Singapore consistently supports China-Taiwan relations, including direct dialogue: MFA

Taiwanese President Ma Ying-jeuo (left) and Chinese President Xi Jinping (right) shake hands in a ballroom of the Shangri-La Hotel in Singapore, Nov 7, 2015.
Taiwanese President Ma Ying-jeuo (left) and Chinese President Xi Jinping (right) shake hands in a ballroom of the Shangri-La Hotel in Singapore, Nov 7, 2015.PHOTO: EPA

Singapore has been a consistent supporter of relations between China and Taiwan, including direct cross-straits dialogue and the institutionalisation of cross-strait exchanges, according to a spokesman from the Singapore's Ministry of Foreign Affairs (MFA) on the meeting between Chinese President Xi Jinping and Taiwan President Ma Ying-jeou that took place in Singapore on Saturday (Oct 7).

The MFA spokesman, speaking in response to queries from the media on the historic meeting between the two leaders at the Shangri-la Hotel, said Singapore was "glad to facilitate" the summit.

"Building on the foundation of the 1993 Wang-Koo talks, this successful meeting has established a precedent for top leaders of both sides to directly engage each other," he said, referring to a cross-straits meeting between Association for Relations Across the Taiwan Straits chairman Wang Daohan and Straits Exchange Foundation charman Koo Chen-fu, which also took place in Singapore on April 29, 1993.

Calling Singapore a "good and long-time friend of both sides", the MFA also said it looks forward to "sustained peace and stability in the Taiwan Strait, which will enhance the security and prosperity of our region".

Mr Ma, in a reply to Prime Minister Lee Hsien Loong's post on Facebook on Saturday night of the leaders meeting over tea after the Xi-Ma meeting, also mentioned the Wang-Koo talks, as well as his meeting with former prime minister Lee Kuan Yew at the East Asian Economic Summit in 2003.
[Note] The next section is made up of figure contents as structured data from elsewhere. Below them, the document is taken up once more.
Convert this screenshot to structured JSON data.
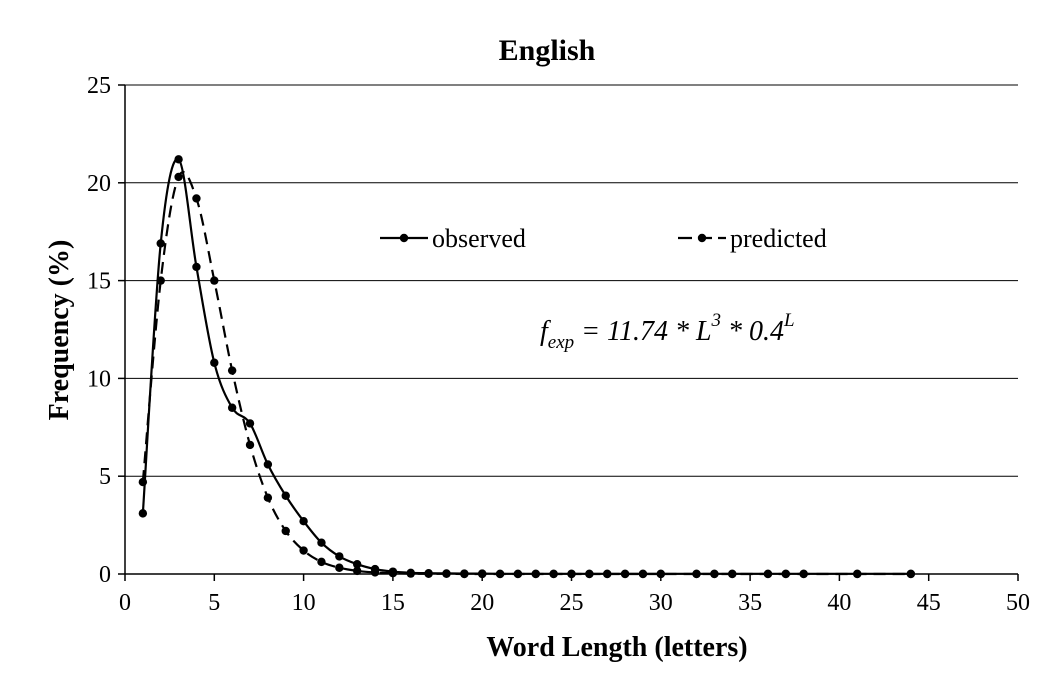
{
  "chart_data": {
    "type": "line",
    "title": "English",
    "xlabel": "Word Length (letters)",
    "ylabel": "Frequency (%)",
    "xlim": [
      0,
      50
    ],
    "ylim": [
      0,
      25
    ],
    "xticks": [
      0,
      5,
      10,
      15,
      20,
      25,
      30,
      35,
      40,
      45,
      50
    ],
    "yticks": [
      0,
      5,
      10,
      15,
      20,
      25
    ],
    "grid": "horizontal",
    "legend_placement": "top-right",
    "annotation": {
      "f": "f",
      "sub": "exp",
      "middle": " = 11.74 * L",
      "exp1": "3",
      "tail": " * 0.4",
      "exp2": "L"
    },
    "series": [
      {
        "name": "observed",
        "style": "solid",
        "color": "#000000",
        "x": [
          1,
          2,
          3,
          4,
          5,
          6,
          7,
          8,
          9,
          10,
          11,
          12,
          13,
          14,
          15,
          16,
          17,
          18,
          19,
          20,
          21,
          22,
          23,
          24,
          25,
          26,
          27,
          28,
          29,
          30,
          32,
          33,
          34,
          36,
          37,
          38,
          41,
          44
        ],
        "y": [
          3.1,
          16.9,
          21.2,
          15.7,
          10.8,
          8.5,
          7.7,
          5.6,
          4.0,
          2.7,
          1.6,
          0.9,
          0.5,
          0.25,
          0.12,
          0.06,
          0.04,
          0.03,
          0.02,
          0.02,
          0.01,
          0.01,
          0.01,
          0.01,
          0.01,
          0.01,
          0.01,
          0.01,
          0.01,
          0.01,
          0.01,
          0.01,
          0.01,
          0.01,
          0.01,
          0.01,
          0.01,
          0.01
        ]
      },
      {
        "name": "predicted",
        "style": "dashed",
        "color": "#000000",
        "x": [
          1,
          2,
          3,
          4,
          5,
          6,
          7,
          8,
          9,
          10,
          11,
          12,
          13,
          14,
          15,
          16,
          17,
          18,
          19,
          20,
          21,
          22,
          23,
          24,
          25,
          26,
          27,
          28,
          29,
          30,
          32,
          33,
          34,
          36,
          37,
          38,
          41,
          44
        ],
        "y": [
          4.7,
          15.0,
          20.3,
          19.2,
          15.0,
          10.4,
          6.6,
          3.9,
          2.2,
          1.2,
          0.62,
          0.32,
          0.16,
          0.08,
          0.04,
          0.02,
          0.01,
          0.01,
          0.0,
          0.0,
          0.0,
          0.0,
          0.0,
          0.0,
          0.0,
          0.0,
          0.0,
          0.0,
          0.0,
          0.0,
          0.0,
          0.0,
          0.0,
          0.0,
          0.0,
          0.0,
          0.0,
          0.0
        ]
      }
    ]
  }
}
Thanking PM Lee and Singapore for the "warm welcome", the Taiwan leader highlighted how Singapore had played a "vital" role in facilitating peaceful cross-straits relations.

Mr Ma recalled how he and Mr Lee Kuan Yew had agreed that "cross-strait development should be based on people's interests".

"Without you and your father, none of this could have happened," he told PM Lee.

Replying to Mr Ma's comment, PM Lee described Singapore as an "old friend" of both China and Taiwan that "firmly upheld a One China policy".

"Singapore is glad to have played a modest role providing the venue for the meeting, just as we did with the Wang-Koo talks in 1993," he added.